Le Folk coréen d’aujourd’hui provient du « T’onga guitar » créé dans les années 60-70 à partir du folk et de la pop américaine. Il se mélange avec d’autres genres musicaux comme le Folk rock. Il existe bien avant le folk coréen contemporain un autre genre de musique folk considérée comme traditionnelle.

Source Un des genres traditionnels du folk coréen : le Pansori.

Source Un des genres traditionnels du folk coréen : le Pansori.

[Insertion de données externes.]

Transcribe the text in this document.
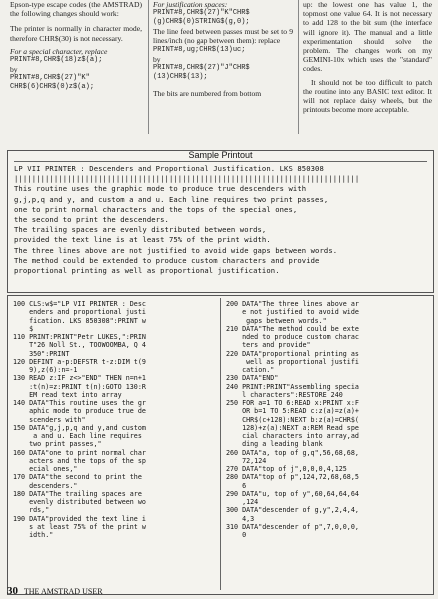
Epson-type escape codes (the AMSTRAD) the following changes should work:

The printer is normally in character mode, therefore CHR$(30) is not necessary.

For a special character, replace

PRINT#8,CHR$(18)z$(a);
by
PRINT#8,CHR$(27)"K"
CHR$(6)CHR$(0)z$(a);
For justification spaces:
PRINT#8,CHR$(27)"K"CHR$
(g)CHR$(0)STRING$(g,0);

The line feed between passes must be set to 9 lines/inch (no gap between them): replace

PRINT#8,ug;CHR$(13)uc;
by
PRINT#8,CHR$(27)"J"CHR$
(13)CHR$(13);

The bits are numbered from bottom

up: the lowest one has value 1, the topmost one value 64. It is not necessary to add 128 to the bit sum (the interface will ignore it). The manual and a little experimentation should solve the problem. The changes work on my GEMINI-10x which uses the "standard" codes.

It should not be too difficult to patch the routine into any BASIC text editor. It will not replace daisy wheels, but the printouts become more acceptable.

Sample Printout
LP VII PRINTER : Descenders and Proportional Justification. LKS 850308
||||||||||||||||||||||||||||||||||||||||||||||||||||||||||||||||||||||||||||||
This routine uses the graphic mode to produce true descenders with
g,j,p,q and y, and custom a and u. Each line requires two print passes,
one to print normal characters and the tops of the special ones,
the second to print the descenders.
The trailing spaces are evenly distributed between words,
provided the text line is at least 75% of the print width.
The three lines above are not justified to avoid wide gaps between words.
The method could be extended to produce custom characters and provide
proportional printing as well as proportional justification.
100 CLS:w$="LP VII PRINTER : Desc
enders and proportional justi
fication. LKS 850308":PRINT w
$
110 PRINT:PRINT"Petr LUKES,":PRIN
T"26 Noll St., TOOWOOMBA, Q 4
350":PRINT
120 DEFINT a-p:DEFSTR t-z:DIM t(9
9),z(6):n=-1
130 READ z:IF z<>"END" THEN n=n+1
:t(n)=z:PRINT t(n):GOTO 130:R
EM read text into array
140 DATA"This routine uses the gr
aphic mode to produce true de
scenders with"
150 DATA"g,j,p,q and y,and custom
a and u. Each line requires
two print passes,"
160 DATA"one to print normal char
acters and the tops of the sp
ecial ones,"
170 DATA"the second to print the
descenders."
180 DATA"The trailing spaces are
evenly distributed between wo
rds,"
190 DATA"provided the text line i
s at least 75% of the print w
idth."
200 DATA"The three lines above ar
e not justified to avoid wide
gaps between words."
210 DATA"The method could be exte
nded to produce custom charac
ters and provide"
220 DATA"proportional printing as
well as proportional justifi
cation."
230 DATA"END"
240 PRINT:PRINT"Assembling specia
l characters":RESTORE 240
250 FOR a=1 TO 6:READ x:PRINT x:F
OR b=1 TO 5:READ c:z(a)=z(a)+
CHR$(c+128):NEXT b:z(a)=CHR$(
128)+z(a):NEXT a:REM Read spe
cial characters into array,ad
ding a leading blank
260 DATA"a, top of g,q",56,68,68,
72,124
270 DATA"top of j",0,0,0,4,125
280 DATA"top of p",124,72,68,68,5
6
290 DATA"u, top of y",60,64,64,64
,124
300 DATA"descender of g,y",2,4,4,
4,3
310 DATA"descender of p",7,0,0,0,
0
30 THE AMSTRAD USER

Le mot anglais « folk » désigne les gens du peuple, il a la même origine que le mot allemand « volk » pour nation. Beaucoup de personnes ont tendance à mélanger la musique pop puisqu’elle provient aussi du peuple. Donc le folk qu’on pouvait traduire comme musique « populaire » est désormais considéré comme une musique populaire dite de tradition orale. C’est-à-dire des chansons provenant du peuple servant à passer un message de protestation envers des sujets sensibles et polémiques, ce qui n’est pas le cas dans la musique pop à l’heure actuelle.

En Corée du sud, deux artistes majeurs sont généralement cités lorsque nous parlons du folk coréen : Han DaeSoo et Kim MinKi.

Han Daesoo – To the happy world sortie en 1974.

Avec l’influence des artistes américains tels que John Lennon, Leonard Cohen ou encore Bob Dylan, Han DaeSoo revient à la musique en 1974 après avoir servi à l’armée. Ces deux premiers albums ne critiquent pas ouvertement la politique coréenne pourtant assez pour que le Président Park Chun-Hee les censure comme il l’a fait pour Shin JunHyung (pour le rock). Pour échapper au même sort, Han DaeSoo s’exile à New York et forme un groupe mais celui-ci ne dure pas à cause de sa faible popularité. Il continuera sa carrière dans la Photographie jusqu’en 1989. Rappelé par son producteur qui avait produit ses deux premiers albums, Han revient en Corée et profite de la politique plus ouverte de Roh TaeWoo pour reprendre le Folk tourné vers la politique. Sa musique est simple mais reste forte dans ses propos.

Kim Min Ki – 아침 이슬(Morning dew) sortie en 1971 et banni par le gouvernement de Park ChungHee.

Kim MinKi aussi parle de politique mais reste principalement centré sur la Jeunesse. Il parle de l’Américanisation de la Corée du Sud et d’un questionnement perpétuel concernant la Corée du Nord et du Sud. Il fut censuré lui aussi et était de plus un être majeur de la « Norae Undong » (Song Movement) qui accompagna les mouvements des jeunes pour un changement social durant les années 70-80 contre le Gouvernement. Les « Norae Undong » font parties des « Minjung Gayo » ( 민중 가요) qui signifie littéralement « Chanson du Peuple ». Ces chansons étaient utilisés pour montrer leur mécontentement envers les politiques dictatoriales et militarisées des présidents Park ChungHee (1963-1979) et Chun DooHwan (1980-1988).